My stay on the island when from bizarre to worse. They lived in a massive Victorian close to the center of town. On the outside the house was beautiful, but inside it was cold and empty. I specifically remember the living room, a huge open room with bright wooden floors and white walls completely devoid of furniture except a white grand piano in the center of the room. Atop this piano was a framed picture of the mother’s Guru, her spiritual teacher. We were not allowed in this room, or many others if I recall. And according to Claudia we were not allowed to go to the beach; only adults were. So we played softball every day in her yard (this may explain why I am not a huge fan of the game, and have always preferred baseball).
Every day for hours, Claudia had to mediate while I was left to my own devices. Sometime I would watch her for a while, and sometimes I would sit up in my room. One day I discovered that Claudia was not an only child as I had previously thought. During one of her meditation sessions I wandered out to the garage. I found it was actually an apartment where her older brother and some of his friends lived. They had a fully stocked fridge and a water bed. It was the first time I had ever seen a water bed. I remember that they were nice to me though, and probably far more normal than the wackos I was living with, but I also remember that one night the cops showed up at the garage. We watched the flashing lights from the Victorian on the hill. At the time I had no idea what was going on but now I can only imagine.
Night time was particularly difficult. I was homesick and I cried and Claudia would yell at me and tell me I was a baby. I think she was second-guessing her choice of vacation-friend because every night she would try to engage me in a pillow fight, and when I didn’t fight back she accused me of being ‘no-fun’.
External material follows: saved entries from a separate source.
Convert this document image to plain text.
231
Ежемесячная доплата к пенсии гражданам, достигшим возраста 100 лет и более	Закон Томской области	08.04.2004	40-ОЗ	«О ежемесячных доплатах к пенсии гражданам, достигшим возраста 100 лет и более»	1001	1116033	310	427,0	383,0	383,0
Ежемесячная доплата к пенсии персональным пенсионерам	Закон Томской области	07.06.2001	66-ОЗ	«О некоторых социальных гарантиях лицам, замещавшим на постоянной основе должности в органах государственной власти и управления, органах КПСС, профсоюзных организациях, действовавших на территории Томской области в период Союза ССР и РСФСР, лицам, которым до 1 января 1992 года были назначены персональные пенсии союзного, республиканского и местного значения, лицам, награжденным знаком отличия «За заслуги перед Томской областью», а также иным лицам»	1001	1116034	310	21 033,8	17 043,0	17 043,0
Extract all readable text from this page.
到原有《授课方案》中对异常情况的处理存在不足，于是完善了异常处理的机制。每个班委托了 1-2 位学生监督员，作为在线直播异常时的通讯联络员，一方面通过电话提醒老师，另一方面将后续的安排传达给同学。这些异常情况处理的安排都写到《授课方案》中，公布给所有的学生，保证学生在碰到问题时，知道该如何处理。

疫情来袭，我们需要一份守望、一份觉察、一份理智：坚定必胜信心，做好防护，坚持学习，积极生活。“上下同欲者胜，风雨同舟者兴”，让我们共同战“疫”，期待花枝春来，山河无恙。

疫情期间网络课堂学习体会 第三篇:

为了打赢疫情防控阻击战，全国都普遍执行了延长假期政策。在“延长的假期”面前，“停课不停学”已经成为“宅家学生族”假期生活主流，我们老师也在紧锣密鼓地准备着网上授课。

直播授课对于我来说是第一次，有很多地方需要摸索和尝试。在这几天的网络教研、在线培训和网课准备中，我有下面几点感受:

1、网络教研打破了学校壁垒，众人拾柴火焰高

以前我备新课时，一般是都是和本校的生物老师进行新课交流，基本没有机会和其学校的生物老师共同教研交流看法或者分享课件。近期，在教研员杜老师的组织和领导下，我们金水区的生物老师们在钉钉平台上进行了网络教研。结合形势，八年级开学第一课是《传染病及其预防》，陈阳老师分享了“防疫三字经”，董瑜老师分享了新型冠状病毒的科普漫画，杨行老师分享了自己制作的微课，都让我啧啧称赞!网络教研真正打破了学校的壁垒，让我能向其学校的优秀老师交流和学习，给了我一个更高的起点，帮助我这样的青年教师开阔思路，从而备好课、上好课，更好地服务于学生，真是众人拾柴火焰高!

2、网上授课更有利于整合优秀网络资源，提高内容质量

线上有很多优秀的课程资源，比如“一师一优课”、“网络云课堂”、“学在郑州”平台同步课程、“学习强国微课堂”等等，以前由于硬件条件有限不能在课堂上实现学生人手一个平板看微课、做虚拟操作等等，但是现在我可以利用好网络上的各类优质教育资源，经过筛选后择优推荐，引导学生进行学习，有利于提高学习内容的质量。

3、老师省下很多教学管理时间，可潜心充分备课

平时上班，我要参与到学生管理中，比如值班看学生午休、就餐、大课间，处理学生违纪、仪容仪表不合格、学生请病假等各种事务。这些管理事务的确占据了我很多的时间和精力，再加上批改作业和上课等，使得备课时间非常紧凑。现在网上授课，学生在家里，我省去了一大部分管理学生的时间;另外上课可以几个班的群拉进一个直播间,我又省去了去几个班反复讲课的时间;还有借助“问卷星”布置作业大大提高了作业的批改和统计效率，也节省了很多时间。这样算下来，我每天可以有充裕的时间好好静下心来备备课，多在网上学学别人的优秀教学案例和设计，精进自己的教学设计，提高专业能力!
After what seemed like an eternity but was probably just a long-weekend, I called my parents crying. I was supposed to be staying longer but as luck would have it, the babysitter, who I can’t remember seeing much of before this, said she was heading back to the mainland and would take me home. My relief was palpable. Claudia was pissed. I was never so happy to board a ferry in my life.
What about Joanie? She never really forgave me for missing her party and after a summer apart, we were never as close. Then I moved away to Framingham and never saw her again.
I took a lot away from that trip to Nantucket. Besides a hatred for softball, and an aversion to Life Cereal(it’s all they had for breakfast), and the fact that those white braided rope friendship bracelets that she made me buy, make me queasy now, I learned a valuable lesson about friendship and keeping your word. Whenever I am invited somewhere that I think will be more fun than the plans I already have, I think of Joanie, and remember that sometimes the grass does look greener –until you get close enough to see the weeds.
you know I’m going to use that now.I can’t wait to have my kids read it!
FRan did you change the girls’names to protect the odd because i dont remember them from our childhood but with your writing i can see them as clear as a cape cod sunday! I really enjoyed this one!!!